Prenatal Mindfulness-Based Yoga: Happy Mothers and Happy Babies

Let’s face it, pregnancy is hard. Pregnancy has its ups and downs and many expecting mothers would say it’s often just plain uncomfortable. And yet, any woman who’s been pregnant likely developed her own secret remedies to fight through the uncomfortable pain and awkward moments. For some it’s a glass of warm milk, for others it’s taking a stroll through the park, and for others, it’s lying on the sofa with potato chips in one hand and a TV remote in the other. Thankfully, there’s a researched and proven coping skill that can ease your mind and reduce some of the discomfort and pain at the same time. It’s practicing mindfulness and yoga.

Yoga has been shown to significantly reduces anxiety and depression in expecting mothers.[i] Yoga allows your body to relax and become flexible. Through steady breathing and slow movements, you can become more aligned with your thoughts and needs of your body and baby. Prenatal mindfulness-based yoga is designed to strengthening muscles used in childbirth[ii] and bring awareness of the body and mind through mindfulness.

STRENGTHENING MUSCLES AND NERVES USED IN CHILDBIRTH

Yoga strengthens and prepares your muscles and mind for childbirth. Prenatal yoga is typically performed through small movements while kneeling, standing, or sitting down. These stances give mothers optimal strength and relieve lingering pain in the low back or pelvis.[iii] Through strong and continual poses and stretches, your pelvic muscles and hips will begin to open and become more flexible which is helpful in pushing and contractions felt in childbirth. Yoga allows your bones to become strong and your mind to be put at ease.[iv]

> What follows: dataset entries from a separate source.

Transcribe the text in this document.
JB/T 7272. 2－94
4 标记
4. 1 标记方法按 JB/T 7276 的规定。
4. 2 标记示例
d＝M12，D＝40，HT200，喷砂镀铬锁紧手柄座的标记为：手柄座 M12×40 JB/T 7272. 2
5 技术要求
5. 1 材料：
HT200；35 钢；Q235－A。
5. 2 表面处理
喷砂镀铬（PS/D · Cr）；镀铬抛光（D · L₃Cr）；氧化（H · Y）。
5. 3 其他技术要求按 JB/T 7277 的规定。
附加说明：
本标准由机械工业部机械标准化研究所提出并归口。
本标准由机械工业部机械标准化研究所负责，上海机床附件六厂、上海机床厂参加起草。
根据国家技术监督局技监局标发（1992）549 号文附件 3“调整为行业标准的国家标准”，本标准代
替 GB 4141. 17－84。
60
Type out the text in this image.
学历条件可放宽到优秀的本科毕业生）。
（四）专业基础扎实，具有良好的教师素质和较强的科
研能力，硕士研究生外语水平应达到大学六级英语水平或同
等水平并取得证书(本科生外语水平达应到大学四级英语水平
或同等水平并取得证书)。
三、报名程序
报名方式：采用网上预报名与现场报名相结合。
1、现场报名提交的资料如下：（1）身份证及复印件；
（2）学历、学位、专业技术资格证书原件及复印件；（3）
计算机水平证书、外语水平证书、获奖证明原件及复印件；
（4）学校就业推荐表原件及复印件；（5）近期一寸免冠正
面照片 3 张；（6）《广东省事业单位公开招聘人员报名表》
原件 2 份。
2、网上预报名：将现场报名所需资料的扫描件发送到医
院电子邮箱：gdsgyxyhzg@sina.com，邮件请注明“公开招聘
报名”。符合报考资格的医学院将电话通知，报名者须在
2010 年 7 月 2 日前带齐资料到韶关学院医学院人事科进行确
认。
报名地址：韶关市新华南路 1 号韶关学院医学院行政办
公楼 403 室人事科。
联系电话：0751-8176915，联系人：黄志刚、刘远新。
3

Here is an excerpt from a clinically licensed prenatal yoga instructor that will give you an idea of what is expected at a yoga class:

“Start through circling your hips in a continuous motion while focusing on your breath. At first, you may feel unbalanced or unused to the sudden change in weight on your belly but know that that feeling will pass. Circle your arms above your body then bring them close to your chest for Namaste. Now allow your left arm to move towards your toes while your right arm reaches high towards the ceiling and hold. Allow your body to move breath by breath at a time to ease yourself to a natural stance. Do not push yourself too hard. If you feel like collapsing or feel pressure on your baby then try a modified pose. Now, switch. This position should be uncomfortable but rather than giving up, try to focus on your baby and know that these pains and uncomfortableness will shortly pass. Now, slowly come up into a natural stance.”[v] (*Note: Not all yoga moves are pregnancy-friendly, so make sure your yogi has an awareness of the needs of a woman’s body during pregnancy.)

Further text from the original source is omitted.